Selasa, 05 Mei 2020 - 12:50 | 57.56k
Abdul Wahid, Dosen Fakultas Hukum Universitas Islam Malang dan penulis buku hukum dan agama.
Abdul Wahid, Dosen Fakultas Hukum Universitas Islam Malang dan penulis buku hukum dan agama.
FOKUS

Universitas Islam Malang

TIMESINDONESIA, MALANG – Pernah terjadi, masyarakat di suatu daerah digegerkan dengan kematian sejumlah orang akibat overdosis (OD) minuman keras (miras). Korban miras  ini mencapai pouluhan orang yang tewas. Terlepas yang diminum ini miras asli atau palsu, yang jelas, kebiasaan meminum miras merupakan salah satu jenis perbuatan yang dilarang agama. Secara tegas, agama mengharamkan seseorang meminum miras, apalagi menjadikannya sebagai bagian dari kultur. Masalahnya, mengapa sebagian masyarakat kita, baik dewasa maupun remaja, tidak sedikit yang terlibat miras?
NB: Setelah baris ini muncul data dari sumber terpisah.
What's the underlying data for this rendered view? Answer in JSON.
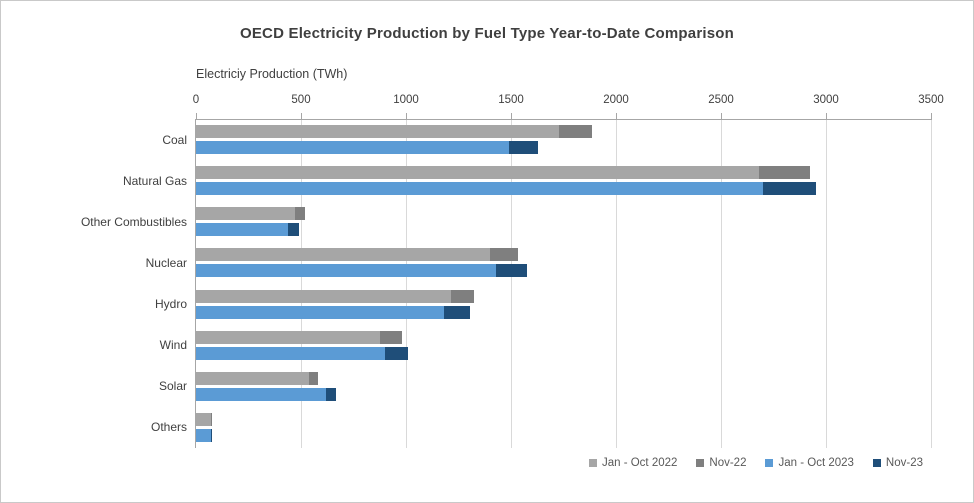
{
  "chart_data": {
    "type": "bar",
    "orientation": "horizontal",
    "stacked": true,
    "title": "OECD Electricity Production by Fuel Type Year-to-Date Comparison",
    "xlabel": "Electriciy Production (TWh)",
    "ylabel": "",
    "xlim": [
      0,
      3500
    ],
    "x_ticks": [
      0,
      500,
      1000,
      1500,
      2000,
      2500,
      3000,
      3500
    ],
    "grid": true,
    "legend_position": "bottom-right",
    "categories": [
      "Coal",
      "Natural Gas",
      "Other Combustibles",
      "Nuclear",
      "Hydro",
      "Wind",
      "Solar",
      "Others"
    ],
    "series": [
      {
        "name": "Jan - Oct 2022",
        "color": "#A6A6A6",
        "bar": "top",
        "values": [
          1730,
          2680,
          470,
          1400,
          1215,
          875,
          540,
          70
        ]
      },
      {
        "name": "Nov-22",
        "color": "#7F7F7F",
        "bar": "top",
        "values": [
          155,
          245,
          50,
          135,
          110,
          105,
          40,
          7
        ]
      },
      {
        "name": "Jan - Oct 2023",
        "color": "#5B9BD5",
        "bar": "bottom",
        "values": [
          1490,
          2700,
          440,
          1430,
          1180,
          900,
          620,
          70
        ]
      },
      {
        "name": "Nov-23",
        "color": "#1F4E79",
        "bar": "bottom",
        "values": [
          140,
          250,
          50,
          145,
          125,
          110,
          45,
          8
        ]
      }
    ]
  },
  "colors": {
    "title_text": "#3F3F3F",
    "axis_text": "#404040",
    "legend_text": "#595959",
    "gridline": "#D9D9D9",
    "axis_line": "#A6A6A6",
    "border": "#C9C9C9",
    "background": "#FFFFFF"
  }
}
Keterlibatan sebagian masyarakat kita, tak terkecuali umat Islam dalam kasus miras, tak lepas dari bisnis miras yang terbilang spektakuler. Di negeri dengan sebutan the biggest moslem community in the world  ini mempunyai usaha miras yang beromset sedikitnya Rp. 4 trilyun per tahun.

Ketika sudah jatuh korban, kita biasanya terseret dalam kebiasaan saling mencari akar masalah ringannya, sementara akar masalah fundamentalnya kita lupakan atau pinggirkan. Kita menyalahkan produk mirasnya yang memang sudah jelas-jelas salahnya atau menyalahkan produk miras yang palsu, yang meski palsu atau tidak, substansinya tetap sama-sama sebagai perbuatan melanggar norma agama.

INFORMASI SEPUTAR UNISMA MENGUNJUNGI www.unisma.ac.id

Kebiasaan seperti itu tak lepas dari gaya hidup kita yang rentan terseret dalam gaya hidup bercorak penahbisan kesenangan sesaat atau kepuasan duniawi. Kita memilih, meyakini, dan menikmati kalau apa yang kita lakukan mesti (akan) selalu mendatangkan kepuasan. Kita seret dan jerumuskan diri sendiri dalam opsi penahbisan gaya hidup yang sebatas menghadirkan kebahagiaan semu.

Gaya hidup seperti itulah yang disebut sebagai hedonisme. Siapapun pengikut dan pemujanya, apa itu anak usia dini, orang tua, komunitas artis, maupun eksekutif muda dan terpelajar, sepanjang gaya hidup demikian yang dikiblatinya, maka mustahil dalam perjalanan hidup yang dijalaninya, bisa menuai kedamaian, kebahagiaan, dan ketenangan.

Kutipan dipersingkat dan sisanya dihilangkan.